I breathed out deeply and realised I had been holding my breath. Now for the difficult part: there were just six and a half hours before the end of a typical nursing shift and I would need to spend them here in the hospital if I was to maintain the illusion that I was a nurse who worked here.
I sat down on the well-worn bright blue sofa to think through the next steps of my careful plan. I would need to be seen by the CCTV cameras around the hospital to establish a credible presence, but I needed to take care. Appearing on a ward to work as a new agency nurse would expose the holes in my medical knowledge and could lead to my downfall. No. The best thing to do would be to appear around the hospital on different wards, seemingly carrying out basic tasks.
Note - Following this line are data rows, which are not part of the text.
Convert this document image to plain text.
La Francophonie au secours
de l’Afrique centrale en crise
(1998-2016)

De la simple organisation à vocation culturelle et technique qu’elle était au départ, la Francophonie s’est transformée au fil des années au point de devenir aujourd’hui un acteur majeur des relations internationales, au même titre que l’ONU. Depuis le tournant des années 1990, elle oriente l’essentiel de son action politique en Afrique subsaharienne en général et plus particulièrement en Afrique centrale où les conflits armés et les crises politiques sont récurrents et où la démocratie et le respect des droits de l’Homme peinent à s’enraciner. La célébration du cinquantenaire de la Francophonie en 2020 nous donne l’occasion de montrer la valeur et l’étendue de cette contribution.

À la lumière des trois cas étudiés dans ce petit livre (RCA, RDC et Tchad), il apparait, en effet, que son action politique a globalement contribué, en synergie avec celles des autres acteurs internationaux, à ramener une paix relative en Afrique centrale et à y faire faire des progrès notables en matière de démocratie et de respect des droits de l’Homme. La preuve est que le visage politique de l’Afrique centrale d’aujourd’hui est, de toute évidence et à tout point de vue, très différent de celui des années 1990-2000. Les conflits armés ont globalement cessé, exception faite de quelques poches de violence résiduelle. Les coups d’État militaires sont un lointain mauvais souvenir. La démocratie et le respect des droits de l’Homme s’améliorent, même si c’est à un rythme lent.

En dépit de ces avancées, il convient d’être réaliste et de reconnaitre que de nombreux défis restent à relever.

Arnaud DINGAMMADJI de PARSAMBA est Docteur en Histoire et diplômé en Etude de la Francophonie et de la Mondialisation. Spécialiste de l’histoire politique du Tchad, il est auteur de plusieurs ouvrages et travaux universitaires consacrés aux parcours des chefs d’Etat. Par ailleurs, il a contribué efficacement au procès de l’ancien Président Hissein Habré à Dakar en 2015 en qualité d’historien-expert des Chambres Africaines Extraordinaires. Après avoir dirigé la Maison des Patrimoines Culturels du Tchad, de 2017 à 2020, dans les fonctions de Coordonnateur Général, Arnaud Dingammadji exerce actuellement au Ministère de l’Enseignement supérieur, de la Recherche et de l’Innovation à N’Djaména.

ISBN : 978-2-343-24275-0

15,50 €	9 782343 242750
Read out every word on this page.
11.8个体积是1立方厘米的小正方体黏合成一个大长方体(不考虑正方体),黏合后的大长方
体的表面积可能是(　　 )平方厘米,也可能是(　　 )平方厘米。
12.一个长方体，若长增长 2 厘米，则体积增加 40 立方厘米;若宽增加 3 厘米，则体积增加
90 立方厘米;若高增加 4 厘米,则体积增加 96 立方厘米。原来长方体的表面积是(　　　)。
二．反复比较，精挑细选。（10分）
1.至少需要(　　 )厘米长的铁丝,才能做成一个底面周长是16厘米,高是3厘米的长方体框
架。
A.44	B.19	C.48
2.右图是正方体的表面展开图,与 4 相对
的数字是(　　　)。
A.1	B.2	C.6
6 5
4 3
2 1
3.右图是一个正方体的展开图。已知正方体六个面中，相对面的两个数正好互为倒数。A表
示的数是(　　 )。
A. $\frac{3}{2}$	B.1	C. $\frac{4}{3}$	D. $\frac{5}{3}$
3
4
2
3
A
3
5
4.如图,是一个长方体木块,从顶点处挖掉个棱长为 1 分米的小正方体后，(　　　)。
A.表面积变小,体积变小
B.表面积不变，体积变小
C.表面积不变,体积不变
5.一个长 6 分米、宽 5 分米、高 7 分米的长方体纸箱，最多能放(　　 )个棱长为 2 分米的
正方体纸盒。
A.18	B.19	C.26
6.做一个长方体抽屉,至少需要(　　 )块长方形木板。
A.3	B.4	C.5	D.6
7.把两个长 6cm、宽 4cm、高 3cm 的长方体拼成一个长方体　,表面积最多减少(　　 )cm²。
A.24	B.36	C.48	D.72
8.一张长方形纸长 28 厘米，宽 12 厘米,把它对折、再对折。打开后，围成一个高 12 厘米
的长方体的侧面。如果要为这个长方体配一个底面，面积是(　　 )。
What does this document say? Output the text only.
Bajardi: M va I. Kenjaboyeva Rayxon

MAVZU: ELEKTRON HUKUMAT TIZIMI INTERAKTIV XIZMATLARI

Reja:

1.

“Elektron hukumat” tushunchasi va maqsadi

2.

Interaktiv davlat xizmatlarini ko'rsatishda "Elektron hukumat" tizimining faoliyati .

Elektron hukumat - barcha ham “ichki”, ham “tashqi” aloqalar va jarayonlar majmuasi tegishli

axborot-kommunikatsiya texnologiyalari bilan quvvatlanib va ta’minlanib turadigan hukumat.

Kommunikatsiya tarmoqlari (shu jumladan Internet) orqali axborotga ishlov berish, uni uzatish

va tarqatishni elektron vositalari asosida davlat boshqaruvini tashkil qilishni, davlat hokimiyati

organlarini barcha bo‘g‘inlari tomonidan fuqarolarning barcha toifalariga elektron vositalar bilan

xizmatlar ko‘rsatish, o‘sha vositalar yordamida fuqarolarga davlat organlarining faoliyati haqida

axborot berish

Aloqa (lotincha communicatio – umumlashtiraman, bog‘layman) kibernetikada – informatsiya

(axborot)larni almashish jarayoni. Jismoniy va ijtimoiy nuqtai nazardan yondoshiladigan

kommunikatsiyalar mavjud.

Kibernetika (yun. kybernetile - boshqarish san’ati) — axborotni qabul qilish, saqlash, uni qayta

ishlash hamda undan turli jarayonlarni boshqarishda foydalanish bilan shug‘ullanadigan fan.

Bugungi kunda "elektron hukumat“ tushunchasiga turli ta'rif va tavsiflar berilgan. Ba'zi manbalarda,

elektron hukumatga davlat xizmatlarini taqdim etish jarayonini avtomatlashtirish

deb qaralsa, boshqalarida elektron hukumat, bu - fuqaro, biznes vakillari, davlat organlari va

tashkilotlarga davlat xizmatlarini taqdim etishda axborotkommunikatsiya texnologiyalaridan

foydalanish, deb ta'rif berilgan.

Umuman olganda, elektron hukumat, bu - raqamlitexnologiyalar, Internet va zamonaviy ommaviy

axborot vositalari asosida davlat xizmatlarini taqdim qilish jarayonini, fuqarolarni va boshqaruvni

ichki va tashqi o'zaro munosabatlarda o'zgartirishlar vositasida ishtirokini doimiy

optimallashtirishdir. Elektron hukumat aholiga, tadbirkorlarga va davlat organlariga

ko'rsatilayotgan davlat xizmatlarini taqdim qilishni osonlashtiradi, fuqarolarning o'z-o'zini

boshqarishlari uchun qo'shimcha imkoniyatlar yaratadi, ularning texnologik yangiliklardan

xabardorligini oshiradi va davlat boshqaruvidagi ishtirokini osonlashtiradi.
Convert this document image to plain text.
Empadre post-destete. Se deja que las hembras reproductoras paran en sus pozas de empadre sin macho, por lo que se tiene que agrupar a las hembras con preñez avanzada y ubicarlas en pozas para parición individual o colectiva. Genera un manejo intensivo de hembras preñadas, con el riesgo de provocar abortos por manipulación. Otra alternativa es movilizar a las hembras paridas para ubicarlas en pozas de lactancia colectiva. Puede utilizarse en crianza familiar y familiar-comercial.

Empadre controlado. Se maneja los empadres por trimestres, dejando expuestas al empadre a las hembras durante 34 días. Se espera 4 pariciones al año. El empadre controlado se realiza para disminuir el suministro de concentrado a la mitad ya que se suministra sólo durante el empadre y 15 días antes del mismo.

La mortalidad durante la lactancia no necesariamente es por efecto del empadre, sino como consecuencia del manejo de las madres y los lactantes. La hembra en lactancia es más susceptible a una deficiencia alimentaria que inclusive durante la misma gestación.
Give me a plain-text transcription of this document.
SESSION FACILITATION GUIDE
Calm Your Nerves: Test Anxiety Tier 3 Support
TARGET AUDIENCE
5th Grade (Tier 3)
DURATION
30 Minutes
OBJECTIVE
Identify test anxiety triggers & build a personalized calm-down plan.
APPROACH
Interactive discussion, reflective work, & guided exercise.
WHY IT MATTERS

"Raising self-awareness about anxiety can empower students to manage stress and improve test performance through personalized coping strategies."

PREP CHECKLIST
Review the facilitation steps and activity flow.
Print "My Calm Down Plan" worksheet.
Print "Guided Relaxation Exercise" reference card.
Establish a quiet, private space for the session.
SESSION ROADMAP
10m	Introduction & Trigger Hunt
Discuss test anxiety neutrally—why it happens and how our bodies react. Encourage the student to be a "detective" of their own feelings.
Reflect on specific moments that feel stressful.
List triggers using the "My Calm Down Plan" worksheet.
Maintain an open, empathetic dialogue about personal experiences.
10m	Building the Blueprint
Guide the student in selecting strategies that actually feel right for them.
I made my way out of the staff lounge and walked briskly to the corner stairwell and down the stairs to the ward two floors below. Once I had entered the main entrance to the ward I walked briskly between the sleeping patients to the main reception desk which stood in the centre of the ward. I smiled at the tired-looking nurse who was working at the large desktop computer, updating records, the soft click of the keys echoing throughout the sleeping ward.
I reached over to the Out tray and picked up the plastic bags of various sizes, each containing small tubes of body fluids ready for collection and delivery to the laboratory floor in the basement. I signed the register with my nurse name and went down to the laboratory, traversing the main corridors so that I would be seen on CCTV throughout the hospital.
The next six hours passed in the completion of various tiresome jobs around the hospital, making beds with fresh sheets, collecting and delivering samples to the laboratory, stocking cupboards with medical supplies and sitting with sleeping patients in private rooms.
Satisfied that I had made my presence felt, I went back up to the fifth floor and began the daily routine of the operating ward, the sterilisation process. I had studied hard to understand this process and I was confident that I could complete it flawlessly.
I loaded each machine with the various sets of operating tools that would be required throughout the day, slipping the beautiful scalpel, that had lain heavy in my pocket throughout the night, into the last of the three stainless autoclave steel machines. I flicked the switch that would begin the steamy sterilisation process.
Finally, I felt that it was safe to leave. I made my way back to the changing room and opened the locker with the key from my pocket to remove my tote bag, and changed back into my street clothes. I folded the scrubs, shoes and stethoscope into my bag and, taking a final look in the mirror, left the changing room.
The hospital was busier now as nurses and doctors left and their counterparts for the day shift arrived. I was no longer alone as I walked briskly towards the lift and filed in amongst the others, who were leaving after the night’s work.
I kept my head down and avoided making eye contact as the lift descended towards the ground floor and my safe escape. Once on the ground floor I stepped out of the lift and took the few short steps through the main entrance.
I had delivered his lesson and now I was free. I walked with a light step out onto the street in the pale grey light of the early hours.